Ведьма и ее мужчины (СИ) - Страница 38
— Значит, Рональд Петерс? — с теми же прорывающимися истерическими интонациями вопросила она.
Рональд укоризненно посмотрел на меня, покачав головой.
— Эльза, — голос его был тих, — мы не могли бы поговорить наедине?
Кинув взгляд в мою сторону, «Эльза» замешкалась, но потом, видимо что- то придумав, уже спокойно и степенно прошла к столу. И, знаете, хромота почти не угадывалась— если только немного, неуловимо, на грани зрения, чувствовалась какая- то неправильность, но, не более того.
Она позвонила в золотой колокольчик, который всегда стоял на столе — а я увидела его почему- то впервые. Разнесся мелодичны звон, вошел давешний лакей, вызывавший меня. Королева сделала замысловатый знак рукой, он подошел максимально близко к ней, она что- то прошептала, лакей отвесил глубокий поклон. Церемонии! Я мечтательно вздохнула. Будет что рассказать дома. Потом лакей сделал мне приглашающий жест, а королева сказала:
— Идите, госпожа Рильке. На сегодня — все. Поговорим после.
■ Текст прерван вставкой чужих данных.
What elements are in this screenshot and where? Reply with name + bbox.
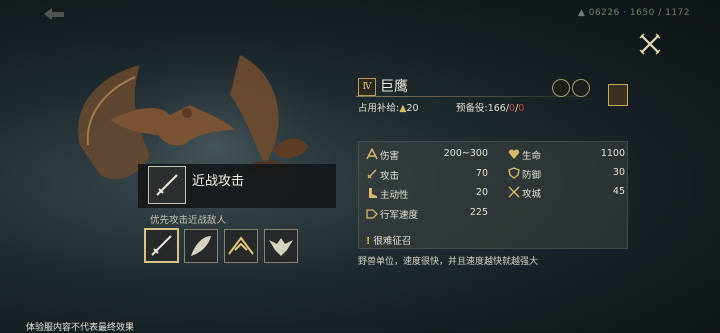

Когда после, я выяснять не стала, подобрала юбки и кинулась вслед за мужиком, который ни на грамм не сбавил темпа, точно зная, что я не осмелюсь ослушаться.
Мы прошли с ним ряд коридоров и лестниц, почему — то упрямо спускаясь вниз. «Меня хотят как- то незаметно выпустить из дворца», — догадалась я. Мы спустились в подвалы, у входа стоял военный с мушкетом наперевес.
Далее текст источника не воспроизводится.